Hoje, a coitada, está totalmente enrugada, seus olhos perderam o brilho e quando ela me observa trabalhando no computador suas pupilas paralisadas parecem saltar em minha direção. Sei que quando partir para a morada das Lagartixas & Afins, o que deve acontecer muito em breve - expectativa de vida de lagartixa é de oito anos - muito provavelmente, de madrugada, quando eu estiver neste teclado nem ousarei olhar para o canto esquerdo onde parede e teto se juntam... Se o fizer, com certeza, darei com aqueles olhos de vidro escancarados para o meu lado.

A minha lagartixa mal se garante nas pernas. Às vezes a observo tentando ir ao lustre onde os pequeninos insetos se aglomeram. É uma tortura. Pela parede ela circula com desenvoltura, mas de cabeça para baixo a dificuldade é imensa. Daí os tombos espetaculares: mergulha no vazio gesticulando todas as pernas, tentando se agarrar em alguma coisa, gritando por socorro... Mal se esborracha no chão sai claudicando, envergonhada, em busca de um canto qualquer para se recuperar.

Confesso que um dia – faz tempo isso – incomodado com a presença da bichinha armei-me com uma vassoura. Fui à luta, forçado pela esposa que, após muito insistir, lançou mão daquele mantra que toda mulher usa para colocar o homem contra a parede: eu ou a Dinorah Com Agá... Você decide! Entendi, num breve exercício de matemática, que eliminar a lagartixa sairia mais em conta.

A mulher, à porta, sobre uma cadeira: mais à esquerda, à sua direita; esquerda, direita, esquerda... Ataca! Defende! Seja homem, homem de Deus...

E a vassoura nas paredes, no teto, lustre, piso; nas paredes, no teto, lustre piso... Até que a imagem de Santa Catarina, ao receber uma vassourada projetou-se – foi projetada - do armário para, por sorte, acomodar-se ao sofá. A queda foi um sinal: estaríamos para cometer um pecado à criação divina.
Como herança, herdamos de Dinorah Com Agá, carinhosamente apelidada de Zoiúda, um pedaço do seu rabo.
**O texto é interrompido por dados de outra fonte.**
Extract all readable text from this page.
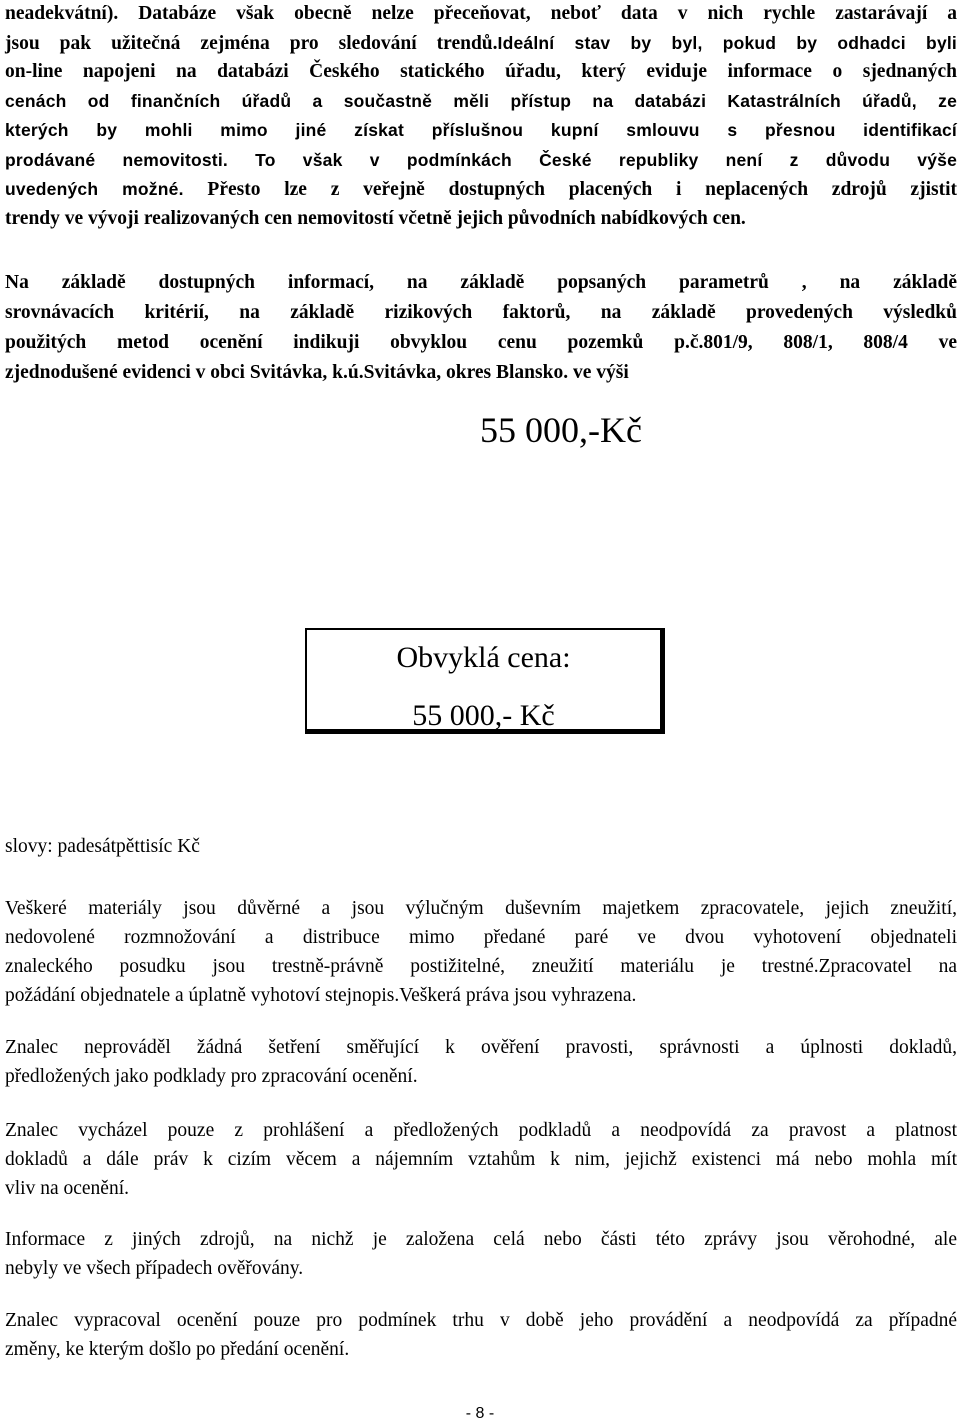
neadekvátní). Databáze však obecně nelze přeceňovat, neboť data v nich rychle zastarávají a
jsou pak užitečná zejména pro sledování trendů.Ideální stav by byl, pokud by odhadci byli
on-line napojeni na databázi Českého statického úřadu, který eviduje informace o sjednaných
cenách od finančních úřadů a součastně měli přístup na databázi Katastrálních úřadů, ze
kterých by mohli mimo jiné získat příslušnou kupní smlouvu s přesnou identifikací
prodávané nemovitosti. To však v podmínkách České republiky není z důvodu výše
uvedených možné. Přesto lze z veřejně dostupných placených i neplacených zdrojů zjistit
trendy ve vývoji realizovaných cen nemovitostí včetně jejich původních nabídkových cen.
Na základě dostupných informací, na základě popsaných parametrů , na základě
srovnávacích kritérií, na základě rizikových faktorů, na základě provedených výsledků
použitých metod ocenění indikuji obvyklou cenu pozemků p.č.801/9, 808/1, 808/4 ve
zjednodušené evidenci v obci Svitávka, k.ú.Svitávka, okres Blansko. ve výši

55 000,-Kč

Obvyklá cena:
55 000,- Kč

slovy: padesátpěttisíc Kč

Veškeré materiály jsou důvěrné a jsou výlučným duševním majetkem zpracovatele, jejich zneužití,
nedovolené rozmnožování a distribuce mimo předané paré ve dvou vyhotovení objednateli
znaleckého posudku jsou trestně-právně postižitelné, zneužití materiálu je trestné.Zpracovatel na
požádání objednatele a úplatně vyhotoví stejnopis.Veškerá práva jsou vyhrazena.
Znalec neprováděl žádná šetření směřující k ověření pravosti, správnosti a úplnosti dokladů,
předložených jako podklady pro zpracování ocenění.
Znalec vycházel pouze z prohlášení a předložených podkladů a neodpovídá za pravost a platnost
dokladů a dále práv k cizím věcem a nájemním vztahům k nim, jejichž existenci má nebo mohla mít
vliv na ocenění.
Informace z jiných zdrojů, na nichž je založena celá nebo části této zprávy jsou věrohodné, ale
nebyly ve všech případech ověřovány.
Znalec vypracoval ocenění pouze pro podmínek trhu v době jeho provádění a neodpovídá za případné
změny, ke kterým došlo po předání ocenění.
- 8 -
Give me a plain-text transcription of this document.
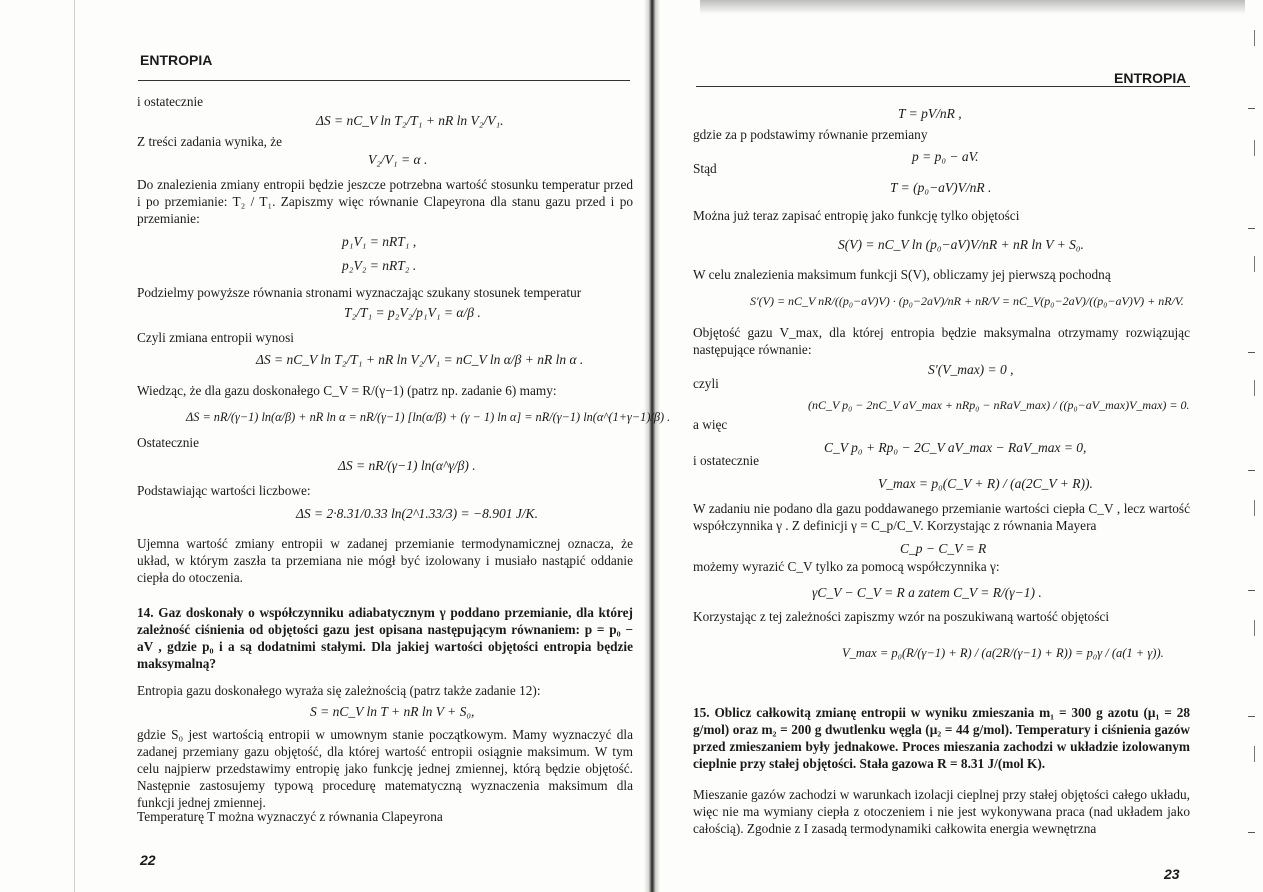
ENTROPIA
i ostatecznie
ΔS = nC_V ln T₂/T₁ + nR ln V₂/V₁.
Z treści zadania wynika, że
V₂/V₁ = α .
Do znalezienia zmiany entropii będzie jeszcze potrzebna wartość stosunku temperatur przed i po przemianie: T₂ / T₁. Zapiszmy więc równanie Clapeyrona dla stanu gazu przed i po przemianie:
p₁V₁ = nRT₁ ,
p₂V₂ = nRT₂ .
Podzielmy powyższe równania stronami wyznaczając szukany stosunek temperatur
T₂/T₁ = p₂V₂/p₁V₁ = α/β .
Czyli zmiana entropii wynosi
ΔS = nC_V ln T₂/T₁ + nR ln V₂/V₁ = nC_V ln α/β + nR ln α .
Wiedząc, że dla gazu doskonałego C_V = R/(γ−1) (patrz np. zadanie 6) mamy:
ΔS = nR/(γ−1) ln(α/β) + nR ln α = nR/(γ−1) [ln(α/β) + (γ − 1) ln α] = nR/(γ−1) ln(α^(1+γ−1)/β) .
Ostatecznie
ΔS = nR/(γ−1) ln(α^γ/β) .
Podstawiając wartości liczbowe:
ΔS = 2·8.31/0.33 ln(2^1.33/3) = −8.901 J/K.
Ujemna wartość zmiany entropii w zadanej przemianie termodynamicznej oznacza, że układ, w którym zaszła ta przemiana nie mógł być izolowany i musiało nastąpić oddanie ciepła do otoczenia.
14. Gaz doskonały o współczynniku adiabatycznym γ poddano przemianie, dla której zależność ciśnienia od objętości gazu jest opisana następującym równaniem: p = p₀ − aV , gdzie p₀ i a są dodatnimi stałymi. Dla jakiej wartości objętości entropia będzie maksymalną?
Entropia gazu doskonałego wyraża się zależnością (patrz także zadanie 12):
S = nC_V ln T + nR ln V + S₀,
gdzie S₀ jest wartością entropii w umownym stanie początkowym. Mamy wyznaczyć dla zadanej przemiany gazu objętość, dla której wartość entropii osiągnie maksimum. W tym celu najpierw przedstawimy entropię jako funkcję jednej zmiennej, którą będzie objętość. Następnie zastosujemy typową procedurę matematyczną wyznaczenia maksimum dla funkcji jednej zmiennej.
Temperaturę T można wyznaczyć z równania Clapeyrona
22
ENTROPIA
T = pV/nR ,
gdzie za p podstawimy równanie przemiany
p = p₀ − aV.
Stąd
T = (p₀−aV)V/nR .
Można już teraz zapisać entropię jako funkcję tylko objętości
S(V) = nC_V ln (p₀−aV)V/nR + nR ln V + S₀.
W celu znalezienia maksimum funkcji S(V), obliczamy jej pierwszą pochodną
S′(V) = nC_V nR/((p₀−aV)V) · (p₀−2aV)/nR + nR/V = nC_V(p₀−2aV)/((p₀−aV)V) + nR/V.
Objętość gazu V_max, dla której entropia będzie maksymalna otrzymamy rozwiązując następujące równanie:
S′(V_max) = 0 ,
czyli
(nC_V p₀ − 2nC_V aV_max + nRp₀ − nRaV_max) / ((p₀−aV_max)V_max) = 0.
a więc
C_V p₀ + Rp₀ − 2C_V aV_max − RaV_max = 0,
i ostatecznie
V_max = p₀(C_V + R) / (a(2C_V + R)).
W zadaniu nie podano dla gazu poddawanego przemianie wartości ciepła C_V , lecz wartość współczynnika γ . Z definicji γ = C_p/C_V. Korzystając z równania Mayera
C_p − C_V = R
możemy wyrazić C_V tylko za pomocą współczynnika γ:
γC_V − C_V = R a zatem C_V = R/(γ−1) .
Korzystając z tej zależności zapiszmy wzór na poszukiwaną wartość objętości
V_max = p₀(R/(γ−1) + R) / (a(2R/(γ−1) + R)) = p₀γ / (a(1 + γ)).
15. Oblicz całkowitą zmianę entropii w wyniku zmieszania m₁ = 300 g azotu (μ₁ = 28 g/mol) oraz m₂ = 200 g dwutlenku węgla (μ₂ = 44 g/mol). Temperatury i ciśnienia gazów przed zmieszaniem były jednakowe. Proces mieszania zachodzi w układzie izolowanym cieplnie przy stałej objętości. Stała gazowa R = 8.31 J/(mol K).
Mieszanie gazów zachodzi w warunkach izolacji cieplnej przy stałej objętości całego układu, więc nie ma wymiany ciepła z otoczeniem i nie jest wykonywana praca (nad układem jako całością). Zgodnie z I zasadą termodynamiki całkowita energia wewnętrzna
23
No desespero o bicho solta uma parte de si, no caso a traseira, para iludir o predador, enquanto ganha tempo para se safar. Apertou ela dá o rabo, literalmente.

Então, recolhi aquele pedacinho orgânico, inexplicavelmente mexendo-se, e fi-lo (urgh!) desaparecer no vaso do banheiro... Hoje, com certeza, temos mais um jacaré no pantanal.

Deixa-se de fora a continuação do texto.